Overall, the ECA is allotting more than $10,000 to the polling to guarantee a two-week vote provides students with enough time to cast their ballots.


On the road to accreditation

Concordia University’s Engineering and Computer Science Association will be sending students to the polls as it seeks official accreditation as a student association this January.

The faculty student association will be holding a vote from January 28 to February 14 to obtain accreditation under Quebec civil law. In order to be eligible for formal recognition, the ECA must obtain the support of 25 per cent of their undergraduate student body in engineering and computer science.

Therefore a minimum of 900 students must vote yes in the polling for the accreditation process to move forward. This is a factor that has stopped previous executives from pursuing accreditation due to fear of failure to meet the requirement, according to ECA VP finance Chuck Wilson.

Lacking accreditation can be problematic because it limits student associations in terms of funding and accessibility. For example, the university is not technically nor legally obligated to provide the ECA with funding stemming from a fee-levy although it does anyway.

According to ECA President Ali Talhouni, what the ECA doesn’t have access to is the membership list of its students from the Dean of Students Office.

“We’re treated as an accredited association,” said Talhouni. “It’s the only thing we don’t get and the dean of students doesn’t give it to us.”

The student organization lost its company status following the transition from a paper registry to an online database for the Registraire des entreprises du Québec. The ECA’s status was revoked because the ECA failed to file their annual declaration as a company for several years.

Under law, student associations are unable to achieve accreditation if they are not a legally recognized company.

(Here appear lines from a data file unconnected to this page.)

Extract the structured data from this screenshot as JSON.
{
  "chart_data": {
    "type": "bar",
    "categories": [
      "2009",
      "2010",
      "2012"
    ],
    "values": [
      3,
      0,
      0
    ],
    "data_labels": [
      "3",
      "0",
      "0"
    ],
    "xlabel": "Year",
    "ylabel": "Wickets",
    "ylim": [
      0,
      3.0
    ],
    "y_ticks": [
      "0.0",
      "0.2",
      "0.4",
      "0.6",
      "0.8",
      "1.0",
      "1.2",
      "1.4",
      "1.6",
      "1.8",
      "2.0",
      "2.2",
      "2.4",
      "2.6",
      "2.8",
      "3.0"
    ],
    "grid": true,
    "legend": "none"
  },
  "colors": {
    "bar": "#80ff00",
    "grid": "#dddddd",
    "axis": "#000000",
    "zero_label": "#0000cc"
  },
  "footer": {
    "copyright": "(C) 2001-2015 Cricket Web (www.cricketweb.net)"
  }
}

Lawyer Patrice Blais was present at an ECA council meeting to explain the procedure for applying for accreditation with the provincial government.

“What the ministry wants [is] to ensure there is a process and everyone can vote,” said Blais. “The ECA will be officially recognized as an association and accreditation gives you protection.”

To oversee the vote, the ECA officially appointed Judicial Board Chairperson Nick Cuillerier as their accreditation president. Melanie Hotchkiss, a student senator, will co-ordinate the campaign.